Ventilation and architecture (including single rooms) appear as key elements to prevent nosocomial airborne infections, and this study highlights the fact that nosocomial COVID-19 is easier to transmit in old settings without MV. Although it is difficult to assess the efficiency of each corrective measure, HCWs should be aware of these risks to implement corrective measures, especially in old healthcare settings. These corrective methods could include the integration of CO2 captors monitoring CO2 in medical departments, allowing alerts for levels >700 ppm, for example [23], and alerting HCWs to increase ACH by opening the windows. Modelization with the help of aerosol scientists of the natural airflow within a department is important to direct airflows “from clean to less clean” including when opening door and windows [12,19]. Moreover, adjusting exhaust fans to improve ACH can also be an easy way to ensure the best ACH. In the case of departments with low ACH mobile filtration units, the use of UV-based technologies could be discussed. The COVID-19 pandemic was also changed due to the high level of immunization among the population and the presence of the Omicron variant. Therefore, the most efficient collective protective equipment (MV with high ACH, HEPA mobile units, or UV-based technologies) should focus on departments accepting highly susceptible patients, such as those who are highly immunosuppressed and those who are critically ill, as well as departments treating patients with transmissible infections, such as infectious disease units, or departments or collective zones with a high number of inpatients, such as emergency wards or collective rooms in nursing homes. These modifications are necessary in daily practice, and they are critical during pandemics, when viral transmission is at a high risk, and there is an increased concentration of potentially infected patients in healthcare settings.

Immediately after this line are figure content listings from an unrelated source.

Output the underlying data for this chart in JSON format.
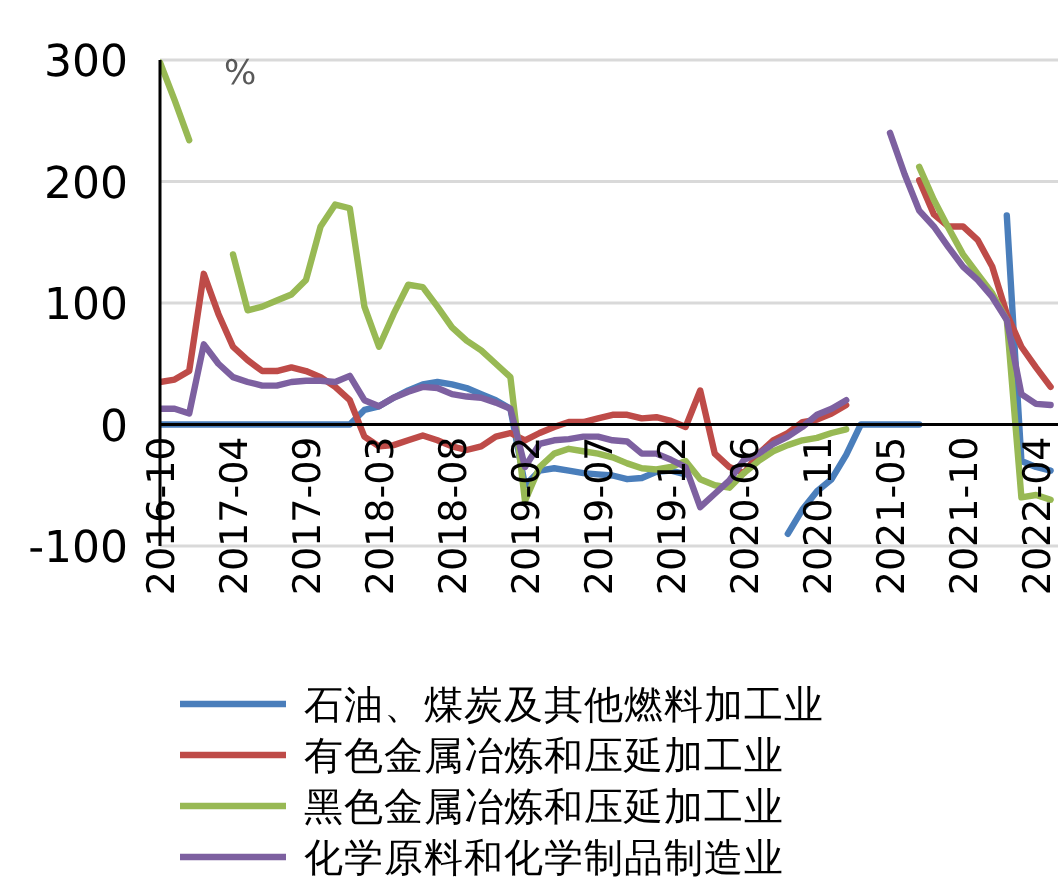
{
  "chart_data": {
    "type": "line",
    "categories": [
      "2016-10",
      null,
      null,
      null,
      null,
      "2017-04",
      null,
      null,
      null,
      null,
      "2017-09",
      null,
      null,
      null,
      null,
      "2018-03",
      null,
      null,
      null,
      null,
      "2018-08",
      null,
      null,
      null,
      null,
      "2019-02",
      null,
      null,
      null,
      null,
      "2019-07",
      null,
      null,
      null,
      null,
      "2019-12",
      null,
      null,
      null,
      null,
      "2020-06",
      null,
      null,
      null,
      null,
      "2020-11",
      null,
      null,
      null,
      null,
      "2021-05",
      null,
      null,
      null,
      null,
      "2021-10",
      null,
      null,
      null,
      null,
      "2022-04",
      null
    ],
    "series": [
      {
        "name": "石油、煤炭及其他燃料加工业",
        "color": "#4a7ebb",
        "values": [
          0,
          0,
          0,
          0,
          0,
          0,
          0,
          0,
          0,
          0,
          0,
          0,
          0,
          0,
          12,
          15,
          22,
          28,
          33,
          35,
          33,
          30,
          25,
          20,
          13,
          -50,
          -38,
          -36,
          -38,
          -40,
          -41,
          -42,
          -45,
          -44,
          -39,
          -38,
          -41,
          null,
          null,
          null,
          null,
          null,
          null,
          -90,
          -70,
          -55,
          -45,
          -25,
          0,
          0,
          0,
          0,
          0,
          null,
          null,
          null,
          null,
          null,
          172,
          -30,
          -35,
          -38
        ]
      },
      {
        "name": "有色金属冶炼和压延加工业",
        "color": "#be4b48",
        "values": [
          35,
          37,
          44,
          124,
          91,
          64,
          53,
          44,
          44,
          47,
          44,
          39,
          31,
          20,
          -10,
          -18,
          -17,
          -13,
          -9,
          -13,
          -18,
          -21,
          -18,
          -10,
          -7,
          -13,
          -7,
          -2,
          2,
          2,
          5,
          8,
          8,
          5,
          6,
          3,
          -2,
          28,
          -24,
          -35,
          -40,
          -24,
          -13,
          -7,
          2,
          4,
          9,
          16,
          null,
          null,
          null,
          null,
          201,
          173,
          163,
          163,
          152,
          130,
          91,
          64,
          47,
          31
        ]
      },
      {
        "name": "黑色金属冶炼和压延加工业",
        "color": "#98b954",
        "values": [
          298,
          267,
          234,
          null,
          null,
          140,
          94,
          97,
          102,
          107,
          119,
          163,
          181,
          178,
          97,
          64,
          91,
          115,
          113,
          97,
          80,
          69,
          61,
          50,
          39,
          -63,
          -35,
          -24,
          -20,
          -22,
          -24,
          -27,
          -32,
          -36,
          -37,
          -35,
          -30,
          -45,
          -50,
          -52,
          -40,
          -30,
          -22,
          -17,
          -13,
          -11,
          -7,
          -4,
          null,
          null,
          null,
          null,
          212,
          185,
          162,
          140,
          124,
          108,
          86,
          -60,
          -58,
          -62
        ]
      },
      {
        "name": "化学原料和化学制品制造业",
        "color": "#7d60a0",
        "values": [
          13,
          13,
          9,
          66,
          50,
          39,
          35,
          32,
          32,
          35,
          36,
          36,
          35,
          40,
          20,
          15,
          22,
          27,
          31,
          30,
          25,
          23,
          22,
          18,
          13,
          -35,
          -16,
          -13,
          -12,
          -10,
          -10,
          -13,
          -14,
          -24,
          -24,
          -29,
          -35,
          -68,
          -57,
          -46,
          -29,
          -24,
          -16,
          -10,
          -2,
          8,
          13,
          20,
          null,
          null,
          240,
          206,
          176,
          163,
          146,
          130,
          119,
          105,
          86,
          25,
          17,
          16
        ]
      }
    ],
    "ylim": [
      -100,
      300
    ],
    "yticks": [
      -100,
      0,
      100,
      200,
      300
    ],
    "grid": "y",
    "legend": "bottom",
    "annotations": [
      "%"
    ]
  }
}
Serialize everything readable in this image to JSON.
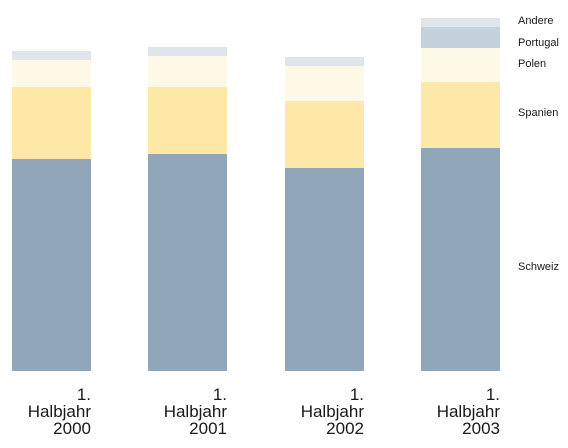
{
  "chart_data": {
    "type": "bar",
    "stacked": true,
    "categories": [
      [
        "1.",
        "Halbjahr",
        "2000"
      ],
      [
        "1.",
        "Halbjahr",
        "2001"
      ],
      [
        "1.",
        "Halbjahr",
        "2002"
      ],
      [
        "1.",
        "Halbjahr",
        "2003"
      ]
    ],
    "series": [
      {
        "name": "Schweiz",
        "color": "#91a7b9",
        "values": [
          212,
          217,
          203,
          223
        ]
      },
      {
        "name": "Spanien",
        "color": "#fde8a8",
        "values": [
          72,
          67,
          67,
          66
        ]
      },
      {
        "name": "Polen",
        "color": "#fef8e6",
        "values": [
          27,
          31,
          35,
          34
        ]
      },
      {
        "name": "Portugal",
        "color": "#c4d2dd",
        "values": [
          0,
          0,
          0,
          21
        ]
      },
      {
        "name": "Andere",
        "color": "#dfe5eb",
        "values": [
          9,
          9,
          9,
          9
        ]
      }
    ],
    "legend_position": "right, aligned with segments of last bar",
    "grid": false
  }
}
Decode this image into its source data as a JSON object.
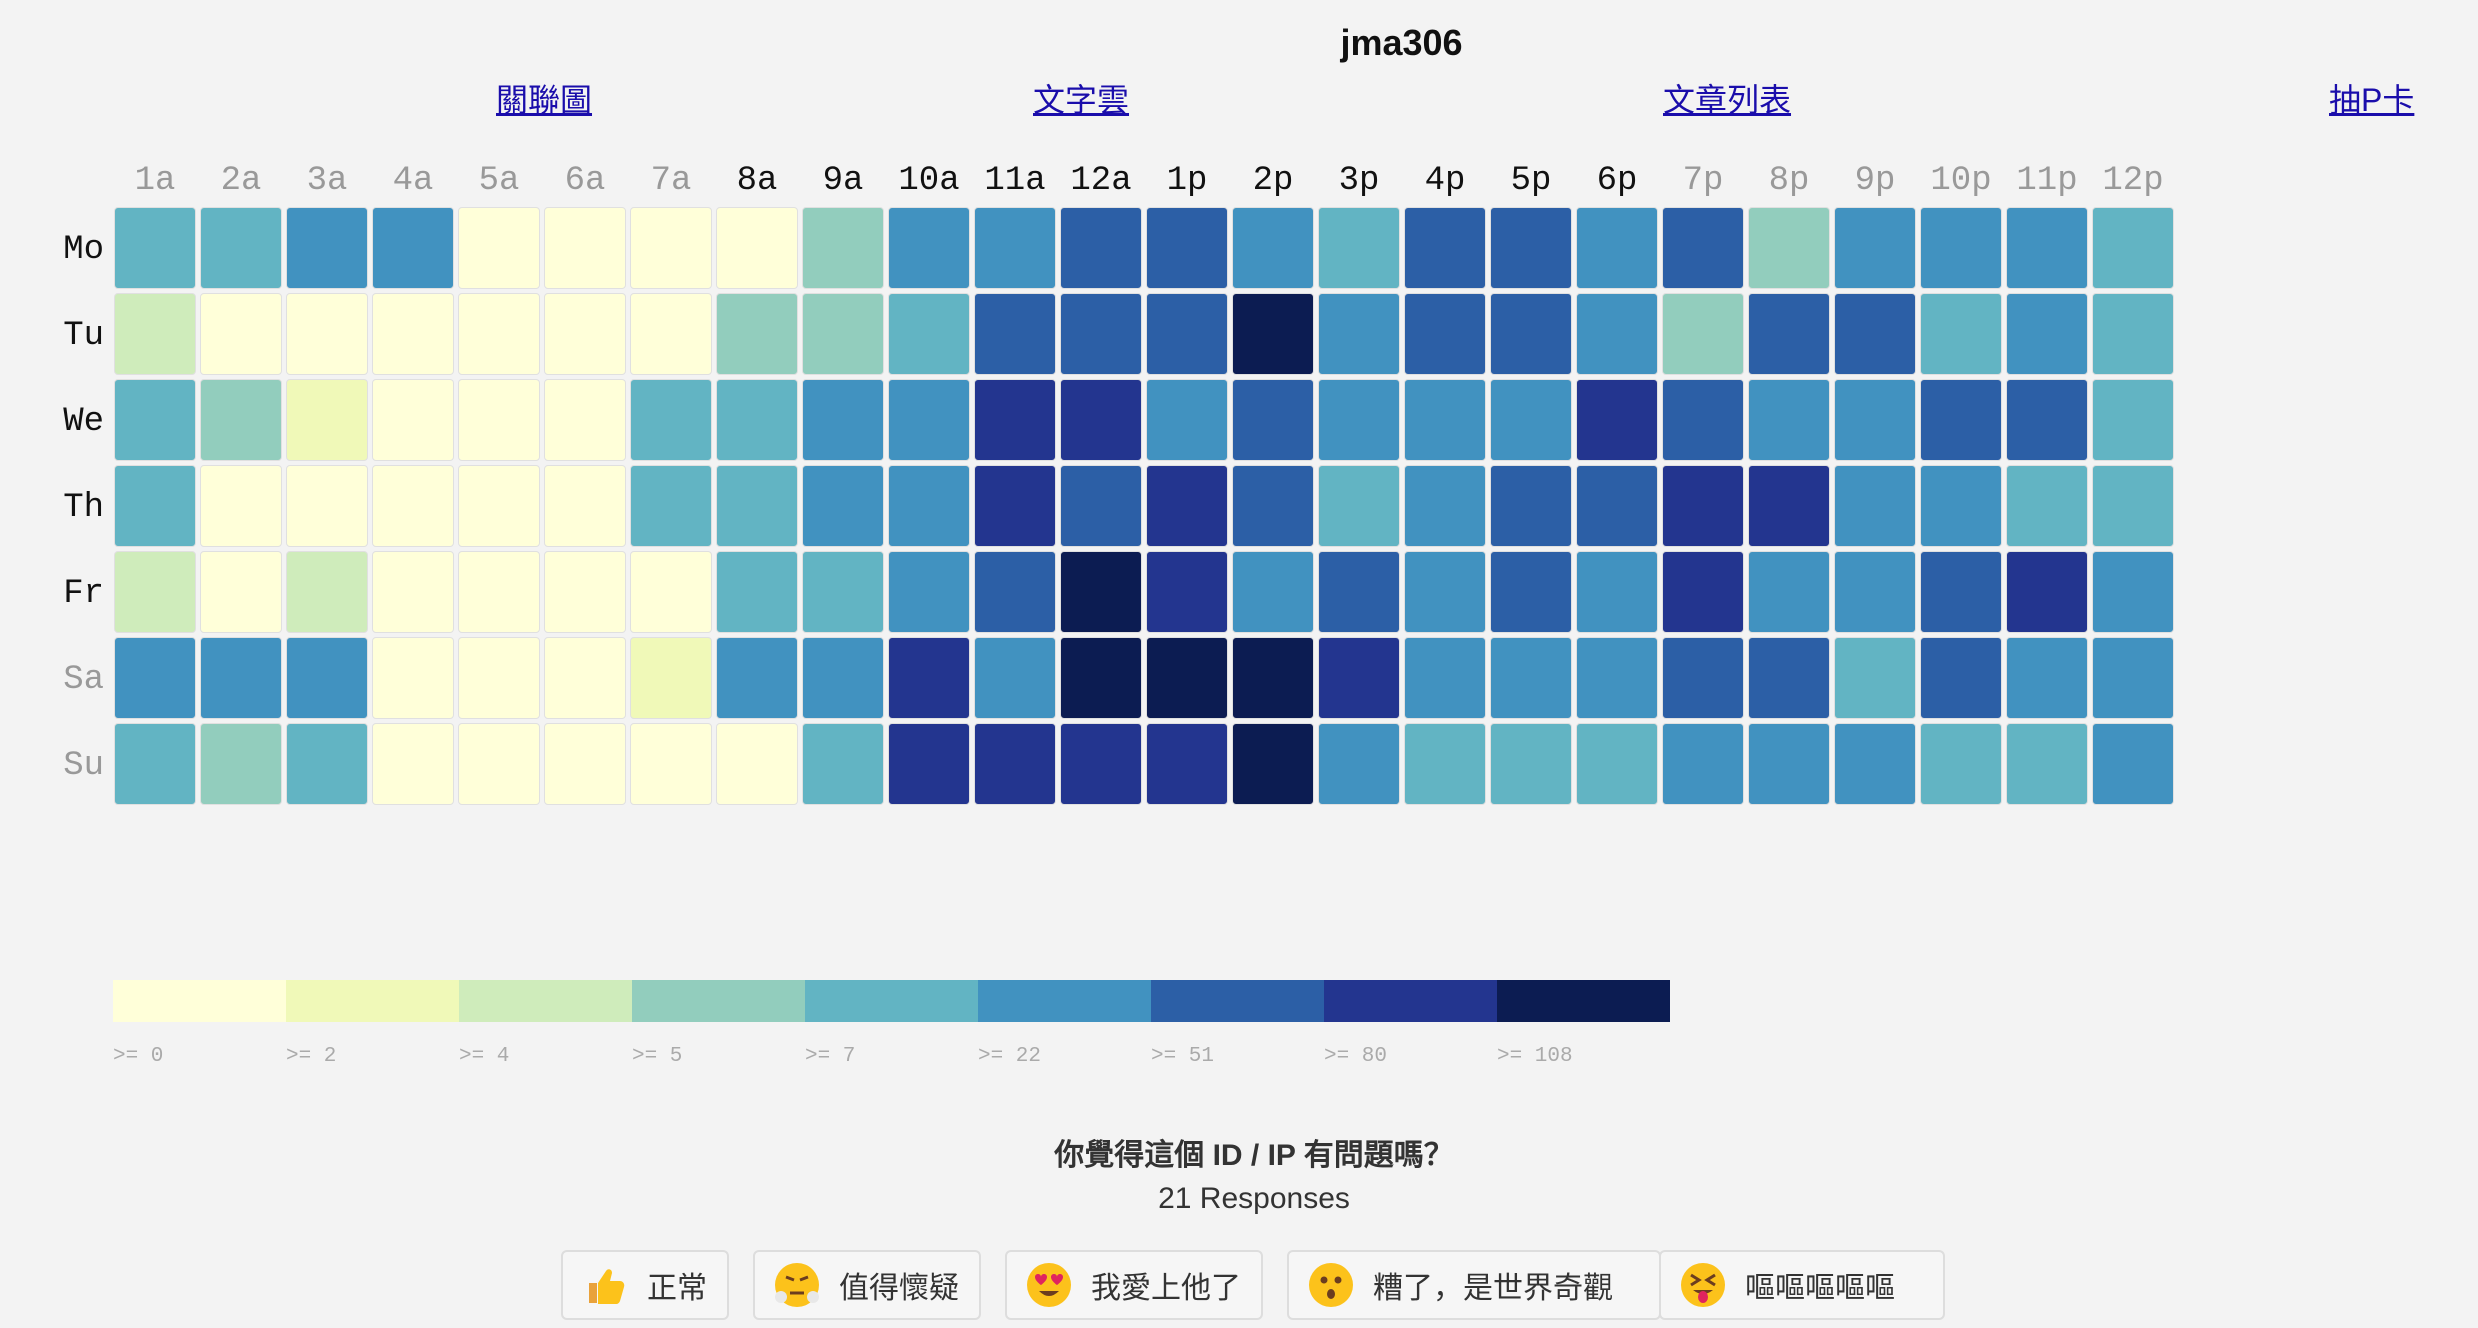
{
  "page": {
    "title": "jma306"
  },
  "nav": [
    {
      "label": "關聯圖"
    },
    {
      "label": "文字雲"
    },
    {
      "label": "文章列表"
    },
    {
      "label": "抽P卡"
    }
  ],
  "chart_data": {
    "type": "heatmap",
    "x_labels": [
      "1a",
      "2a",
      "3a",
      "4a",
      "5a",
      "6a",
      "7a",
      "8a",
      "9a",
      "10a",
      "11a",
      "12a",
      "1p",
      "2p",
      "3p",
      "4p",
      "5p",
      "6p",
      "7p",
      "8p",
      "9p",
      "10p",
      "11p",
      "12p"
    ],
    "x_label_emphasis": [
      false,
      false,
      false,
      false,
      false,
      false,
      false,
      true,
      true,
      true,
      true,
      true,
      true,
      true,
      true,
      true,
      true,
      true,
      false,
      false,
      false,
      false,
      false,
      false
    ],
    "y_labels": [
      "Mo",
      "Tu",
      "We",
      "Th",
      "Fr",
      "Sa",
      "Su"
    ],
    "y_label_emphasis": [
      true,
      true,
      true,
      true,
      true,
      false,
      false
    ],
    "legend": {
      "thresholds": [
        0,
        2,
        4,
        5,
        7,
        22,
        51,
        80,
        108
      ],
      "labels": [
        ">= 0",
        ">= 2",
        ">= 4",
        ">= 5",
        ">= 7",
        ">= 22",
        ">= 51",
        ">= 80",
        ">= 108"
      ],
      "colors": [
        "#ffffd9",
        "#f0f9b8",
        "#cfecbb",
        "#92cdbd",
        "#62b4c3",
        "#4192c0",
        "#2c5fa6",
        "#23358f",
        "#0c1c52"
      ]
    },
    "bins": [
      [
        4,
        4,
        5,
        5,
        0,
        0,
        0,
        0,
        3,
        5,
        5,
        6,
        6,
        5,
        4,
        6,
        6,
        5,
        6,
        3,
        5,
        5,
        5,
        4
      ],
      [
        2,
        0,
        0,
        0,
        0,
        0,
        0,
        3,
        3,
        4,
        6,
        6,
        6,
        8,
        5,
        6,
        6,
        5,
        3,
        6,
        6,
        4,
        5,
        4
      ],
      [
        4,
        3,
        1,
        0,
        0,
        0,
        4,
        4,
        5,
        5,
        7,
        7,
        5,
        6,
        5,
        5,
        5,
        7,
        6,
        5,
        5,
        6,
        6,
        4
      ],
      [
        4,
        0,
        0,
        0,
        0,
        0,
        4,
        4,
        5,
        5,
        7,
        6,
        7,
        6,
        4,
        5,
        6,
        6,
        7,
        7,
        5,
        5,
        4,
        4
      ],
      [
        2,
        0,
        2,
        0,
        0,
        0,
        0,
        4,
        4,
        5,
        6,
        8,
        7,
        5,
        6,
        5,
        6,
        5,
        7,
        5,
        5,
        6,
        7,
        5
      ],
      [
        5,
        5,
        5,
        0,
        0,
        0,
        1,
        5,
        5,
        7,
        5,
        8,
        8,
        8,
        7,
        5,
        5,
        5,
        6,
        6,
        4,
        6,
        5,
        5
      ],
      [
        4,
        3,
        4,
        0,
        0,
        0,
        0,
        0,
        4,
        7,
        7,
        7,
        7,
        8,
        5,
        4,
        4,
        4,
        5,
        5,
        5,
        4,
        4,
        5
      ]
    ]
  },
  "poll": {
    "question": "你覺得這個 ID / IP 有問題嗎？",
    "count_text": "21 Responses",
    "reactions": [
      {
        "label": "正常",
        "icon": "thumbs-up-icon"
      },
      {
        "label": "值得懷疑",
        "icon": "steam-face-icon"
      },
      {
        "label": "我愛上他了",
        "icon": "heart-eyes-face-icon"
      },
      {
        "label": "糟了，是世界奇觀",
        "icon": "astonished-face-icon"
      },
      {
        "label": "嘔嘔嘔嘔嘔",
        "icon": "tongue-out-face-icon"
      }
    ]
  }
}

This study has several limitations. We defined nosocomial COVID-19 as being diagnosed >48 h after hospitalization rather than the widely accepted definition of presumptive nosocomial COVID-19 (3–14 days) and a definite delay of >14 days. However, all inpatients with NC had a negative PCR upon admission. Moreover, the median delay of acquisition was quite long (12 days). The difference in activities performed in H and M, with a longer hospital stay in H, and the fact that older patients are more susceptible to symptomatic COVID-19 is a clear limitation of this work. The four medical departments in H that were most affected were those which accepted a high number of patients from the emergency departments, usually those with a longer hospital stay. Although isolated from non-COVID departments, medical COVID units were located in H, except for the COVID ICU (located in M). These elements may have favored a higher density of virus in H than in M. A high concentration of infected patients within poorly ventilated spaces favors far-afield transmission [24]. Finally, the occurrence of clusters led to screening campaigns in departments, with NC favoring the diagnosis of nosocomial asymptomatic cases and a better awareness of nosocomial risk in physicians in H. Nevertheless, such a difference in patients with NC, with nearly no cases in M, underlines the potential importance of MV and single rooms in a context of missing real-live data. Other architectural characteristics are important, such as the position of beds in double rooms and the circulation of airflow in the rooms and departments, but these are complex elements to analyze, especially in H, which has different buildings built between 1937 and the beginning of the twenty-first century; thus, the surfaces of rooms and departments are very different. This study focused on preventing the transmission of airborne viruses. However, immunization is also important to prevent clusters, and inpatients’ vaccination status should be screened upon admission to implement supplementary vaccine doses when required [25].